I spoke to Kevin Kelly. He’s the founding editor of Wired magazine and author of the #1 New York Times bestseller, “The Inevitable: Understanding the 12 Technological Forces That Will Shape Our Future.”

He’s a futurist. There are only a few people I trust with predictions about the future. He’s one of them.

“Tracking is coming. AI is coming. Robots are coming,” he says on today’s podcast.

The future is here.

“We can mold it to make it work for us, but we’re not going to be able to stop it, or be afraid of it, or be scared of it.”

On today’s podcast, he tells you what to expect. He reveals “the inevitable.”

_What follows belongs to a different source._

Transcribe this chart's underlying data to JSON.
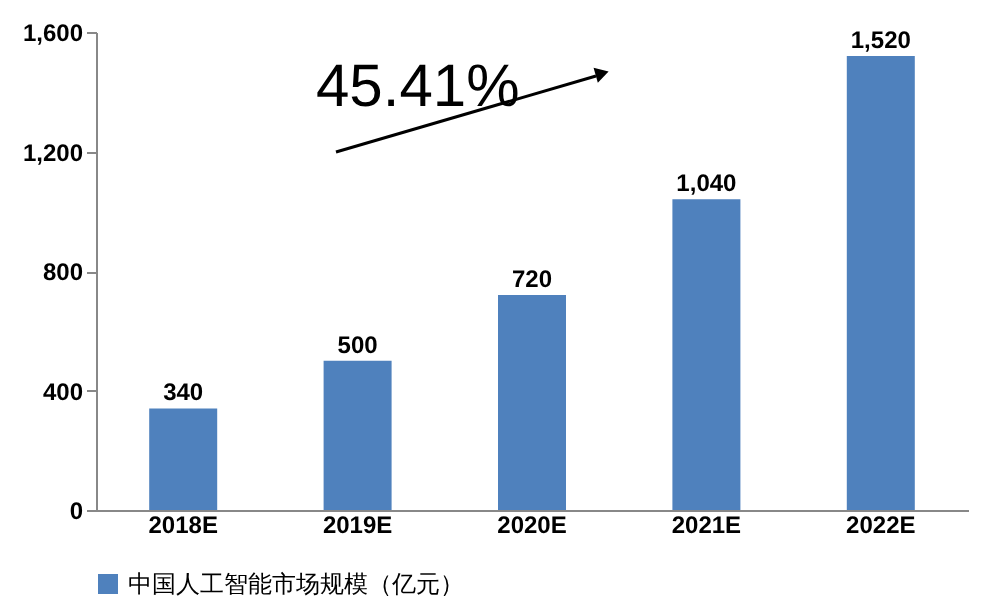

And what to do about it now.

This episode is not just about what we “know” is coming in the future. It answers the one question we’ll never stop asking: “Then what?”

It’s the question that makes us panic until we find where we’re going. Or the right woman. We look around, worried, unable to see the small joys. Two men sharing photos of their families. A woman leaning forward to hear her friend better. She’s not alone. The trees shake and I’m breathing.

Then what?

More life. We trip someone by accident, make a small joke, they don’t laugh and then the stock market crashes.

When I found the woman who found the playground she said, “Thank you so much! I saw it out of the corner of my eye.”

I thought it was inevitable.

I thought I’d end up running to get away from misleading her. But her smile proved me wrong.

The inevitable is unpredictable. The myths of the future lead to the regrets of today.

We don’t know what will be successful or who will come up with the right ideas to accompany these new innovations.

But we can learn how to adapt. And where to experiment.

Keep reading to learn Kevin Kelly’s prediction on who will benefit and profit in the future. It could be you. But only if you follow this one rule.

Or listen to my interview with Kevin Kelly to hear 5 ways to be on the right side of the future and:

    • Kevin Kelly’s techniques to predicting the future – [4:39]
    • How to discover where there’s “a need” for innovation [16:16]
    • Kevin Kelly’s predictions for 100 years from now… and 1,000 years from now [26:08]
    • Learn how to create a business built around the latest innovations [47:00]
    • Find out the next biggest platform [52:50]
    • “One of the most valuable things you could do today…” [1:02:43]
    • Plus my latest advice for getting 7 streams of income (click here to get a sneak peak)   [1:05:05]

“Embrace the future”

I’ve mistakenly thought love was about getting someone else to see the world how you see it.

I’ve mistakenly thought a lot of things.

And with each mistake, I find something new. Some unresearched, inner dwelling of wisdom I didn’t know was there.

In hindsight, every Uber is a missed investment and every Shark Tank idea is something you should’ve thought of.

Then you’d be a billionaire.

I don’t have to manipulate love. Or the future. I only need to hold space for the person I love or the moment I’m in to be themselves.

There’s one rule Kevin Kelly leaves us with in our interview. And it’s wandered through me ever since we spoke a few months ago.

“Embrace things rather than try and fight them. Work with things rather than try and run from them or prohibit them,” he said.

“It’s by use [that] we figure out what things are good for. Edison, who invented the phonograph, had no idea what a phonograph was going to be good for. He made a list of ideas, and his first idea was that it would be used to record the last words of the dead. That was his first idea.”

The desired outcome didn’t happen. Edison’s invention became something other than his original idea. But he embraced that, too.

Maybe, if I embrace what I could never see coming…

Then I won’t mistakenly give to receive, work to get rich, or hold a door to hear “thank you.”

I’ll embrace everything.

Including the space between today and tomorrow.